Il buio si fece denso, morbido come velluto. Taceva Priscilla, piccoli singhiozzi a parte. Taceva Aida, dopo un sospiro sconsolato. La voce impacciata di Marisa colse tutte di sorpresa, aveva un timbro mai ascoltato, non monocorde ma caldo, quasi accorato:
“Tu non resterai là” disse “Tu sarai quella che torna”.
Per un attimo l’ascensore ministeriale apparve come uno stargate attraverso il quale si snodavano vie molteplici, linee di fuga e vialetti di casa, un ponte dove sostare per tirare il fiato, o fermarsi a raffrontare panorami.
“Come ar solito, Marisa va, Priscilla torna… E io? Facile, no? Io so’ l’usciera!” Aida sapeva di essere l’unica a non avere scelta.

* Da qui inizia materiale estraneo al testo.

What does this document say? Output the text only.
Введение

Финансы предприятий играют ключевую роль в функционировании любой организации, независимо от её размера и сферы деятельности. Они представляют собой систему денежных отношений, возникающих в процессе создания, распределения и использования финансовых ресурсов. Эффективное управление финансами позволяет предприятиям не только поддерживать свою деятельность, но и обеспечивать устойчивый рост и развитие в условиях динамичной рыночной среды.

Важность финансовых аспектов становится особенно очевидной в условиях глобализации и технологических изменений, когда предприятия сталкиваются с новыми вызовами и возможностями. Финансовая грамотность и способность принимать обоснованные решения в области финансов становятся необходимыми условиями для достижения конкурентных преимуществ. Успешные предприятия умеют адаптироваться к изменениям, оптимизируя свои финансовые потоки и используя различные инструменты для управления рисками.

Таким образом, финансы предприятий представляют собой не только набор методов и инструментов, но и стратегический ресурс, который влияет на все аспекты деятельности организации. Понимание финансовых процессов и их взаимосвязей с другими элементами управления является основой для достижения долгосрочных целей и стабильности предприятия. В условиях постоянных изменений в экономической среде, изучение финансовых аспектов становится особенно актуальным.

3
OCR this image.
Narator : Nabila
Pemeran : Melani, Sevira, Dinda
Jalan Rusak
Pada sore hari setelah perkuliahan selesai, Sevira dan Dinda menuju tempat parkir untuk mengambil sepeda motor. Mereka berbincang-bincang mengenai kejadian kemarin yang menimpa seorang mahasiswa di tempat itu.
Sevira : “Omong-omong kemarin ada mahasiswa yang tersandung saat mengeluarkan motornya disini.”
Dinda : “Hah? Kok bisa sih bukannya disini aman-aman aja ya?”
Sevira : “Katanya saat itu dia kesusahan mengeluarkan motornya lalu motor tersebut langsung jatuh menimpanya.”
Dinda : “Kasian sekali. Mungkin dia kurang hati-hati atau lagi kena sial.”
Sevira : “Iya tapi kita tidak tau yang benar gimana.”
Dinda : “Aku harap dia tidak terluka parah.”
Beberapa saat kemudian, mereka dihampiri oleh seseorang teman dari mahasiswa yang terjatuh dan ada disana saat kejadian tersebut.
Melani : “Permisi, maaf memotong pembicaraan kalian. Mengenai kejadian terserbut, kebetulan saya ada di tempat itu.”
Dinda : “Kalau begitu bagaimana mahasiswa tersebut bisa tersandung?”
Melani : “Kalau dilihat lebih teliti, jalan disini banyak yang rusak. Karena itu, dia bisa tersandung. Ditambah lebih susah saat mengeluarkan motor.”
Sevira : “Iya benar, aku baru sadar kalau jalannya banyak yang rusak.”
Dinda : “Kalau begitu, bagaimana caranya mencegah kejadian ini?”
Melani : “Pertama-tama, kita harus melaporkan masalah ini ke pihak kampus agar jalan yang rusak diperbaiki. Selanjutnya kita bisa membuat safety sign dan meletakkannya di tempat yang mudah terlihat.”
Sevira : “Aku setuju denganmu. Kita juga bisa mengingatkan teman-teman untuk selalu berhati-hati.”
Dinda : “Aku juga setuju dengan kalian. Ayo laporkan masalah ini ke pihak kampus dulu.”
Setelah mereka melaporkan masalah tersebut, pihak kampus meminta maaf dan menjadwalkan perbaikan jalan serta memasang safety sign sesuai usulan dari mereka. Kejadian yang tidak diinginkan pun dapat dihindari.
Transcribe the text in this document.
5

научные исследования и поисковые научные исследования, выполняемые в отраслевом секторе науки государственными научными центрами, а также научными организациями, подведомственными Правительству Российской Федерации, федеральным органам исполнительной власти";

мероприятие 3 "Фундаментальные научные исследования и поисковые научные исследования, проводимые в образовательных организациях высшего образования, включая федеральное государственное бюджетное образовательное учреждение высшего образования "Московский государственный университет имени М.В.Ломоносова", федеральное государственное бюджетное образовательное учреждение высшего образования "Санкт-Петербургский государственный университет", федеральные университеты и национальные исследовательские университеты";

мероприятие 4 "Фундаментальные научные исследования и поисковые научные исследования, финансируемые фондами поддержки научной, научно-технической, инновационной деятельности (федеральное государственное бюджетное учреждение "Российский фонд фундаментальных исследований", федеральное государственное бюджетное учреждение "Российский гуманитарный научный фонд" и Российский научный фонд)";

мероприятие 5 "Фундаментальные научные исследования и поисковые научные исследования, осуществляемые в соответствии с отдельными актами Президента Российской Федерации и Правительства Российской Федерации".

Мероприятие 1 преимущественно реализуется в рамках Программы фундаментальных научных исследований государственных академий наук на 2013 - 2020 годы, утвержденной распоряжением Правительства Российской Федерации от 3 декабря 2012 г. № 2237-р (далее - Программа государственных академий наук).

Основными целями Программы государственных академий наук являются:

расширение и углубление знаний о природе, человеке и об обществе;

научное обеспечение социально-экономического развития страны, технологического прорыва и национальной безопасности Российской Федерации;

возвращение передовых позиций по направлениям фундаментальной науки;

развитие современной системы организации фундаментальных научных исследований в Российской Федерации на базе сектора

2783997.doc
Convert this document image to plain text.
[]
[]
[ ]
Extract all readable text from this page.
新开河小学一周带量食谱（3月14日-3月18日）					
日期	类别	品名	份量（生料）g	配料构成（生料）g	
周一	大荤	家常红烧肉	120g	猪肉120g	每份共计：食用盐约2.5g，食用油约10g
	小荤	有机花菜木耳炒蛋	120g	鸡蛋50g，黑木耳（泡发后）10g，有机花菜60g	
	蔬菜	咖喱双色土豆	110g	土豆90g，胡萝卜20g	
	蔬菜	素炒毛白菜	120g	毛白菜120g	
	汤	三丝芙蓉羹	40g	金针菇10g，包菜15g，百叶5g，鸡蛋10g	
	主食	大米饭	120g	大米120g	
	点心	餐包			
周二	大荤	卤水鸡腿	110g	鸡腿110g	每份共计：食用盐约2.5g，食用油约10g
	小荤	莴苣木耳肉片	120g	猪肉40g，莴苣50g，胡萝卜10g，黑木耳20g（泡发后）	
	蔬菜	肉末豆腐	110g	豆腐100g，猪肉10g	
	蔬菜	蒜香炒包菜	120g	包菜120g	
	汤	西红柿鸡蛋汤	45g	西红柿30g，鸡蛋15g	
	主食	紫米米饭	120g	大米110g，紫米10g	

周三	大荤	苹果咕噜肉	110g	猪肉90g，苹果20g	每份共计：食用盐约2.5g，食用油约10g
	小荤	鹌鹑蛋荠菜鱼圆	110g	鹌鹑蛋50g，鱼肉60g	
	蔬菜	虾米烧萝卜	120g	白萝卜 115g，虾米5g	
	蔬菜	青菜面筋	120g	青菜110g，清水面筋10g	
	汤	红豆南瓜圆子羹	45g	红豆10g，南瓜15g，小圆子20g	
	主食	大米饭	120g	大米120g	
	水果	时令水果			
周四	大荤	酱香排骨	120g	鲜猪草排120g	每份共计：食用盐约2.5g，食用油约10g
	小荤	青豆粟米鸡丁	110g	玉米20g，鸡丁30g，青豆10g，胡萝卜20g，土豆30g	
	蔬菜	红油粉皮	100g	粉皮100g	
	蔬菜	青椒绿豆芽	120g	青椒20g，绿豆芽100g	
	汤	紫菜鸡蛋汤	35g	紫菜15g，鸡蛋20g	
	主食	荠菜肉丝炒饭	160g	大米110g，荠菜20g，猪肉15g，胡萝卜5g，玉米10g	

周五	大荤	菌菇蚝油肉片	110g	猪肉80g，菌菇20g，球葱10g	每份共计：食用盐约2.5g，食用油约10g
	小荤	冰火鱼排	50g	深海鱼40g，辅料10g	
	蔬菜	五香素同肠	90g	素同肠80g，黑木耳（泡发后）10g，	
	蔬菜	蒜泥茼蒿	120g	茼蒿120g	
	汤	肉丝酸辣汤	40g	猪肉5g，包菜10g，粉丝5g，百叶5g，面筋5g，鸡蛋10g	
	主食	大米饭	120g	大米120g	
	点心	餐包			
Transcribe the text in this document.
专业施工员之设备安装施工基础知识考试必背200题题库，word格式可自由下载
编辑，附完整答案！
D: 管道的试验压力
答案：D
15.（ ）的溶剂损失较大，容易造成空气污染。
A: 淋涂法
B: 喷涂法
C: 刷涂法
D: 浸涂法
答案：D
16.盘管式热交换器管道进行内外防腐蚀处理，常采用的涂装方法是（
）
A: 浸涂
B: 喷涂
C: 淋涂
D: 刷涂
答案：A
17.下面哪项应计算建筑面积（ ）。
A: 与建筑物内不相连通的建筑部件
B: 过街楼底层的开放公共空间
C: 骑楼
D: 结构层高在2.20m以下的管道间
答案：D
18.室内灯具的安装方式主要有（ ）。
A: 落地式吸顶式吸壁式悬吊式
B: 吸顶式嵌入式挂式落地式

Il motore dell’ascensore riprese a ronzare. Subito dopo si accese la luce sui segreti rivelati, su un abbraccio irripetibile, sul mascara colato di Priscilla. Aida fu la prima a tornare ad assumere il personaggio consueto. Senza alcun rapporto di causa-effetto prese a raccontare una storiaccia di servizietti fatti agli uscieri maschi. Coerente nella sua incongruità, si rivolse di punto in bianco a Priscilla:
“Nun te preoccupa’, io i cazzi tua nun li racconto”.
Marisa rivolse loro uno sguardo vero, uno solo, prima di tornare a lasciar cadere i capelli sul confine del mondo di Leda.
Si aprirono le porte su un muro invalicabile di impiegati vocianti.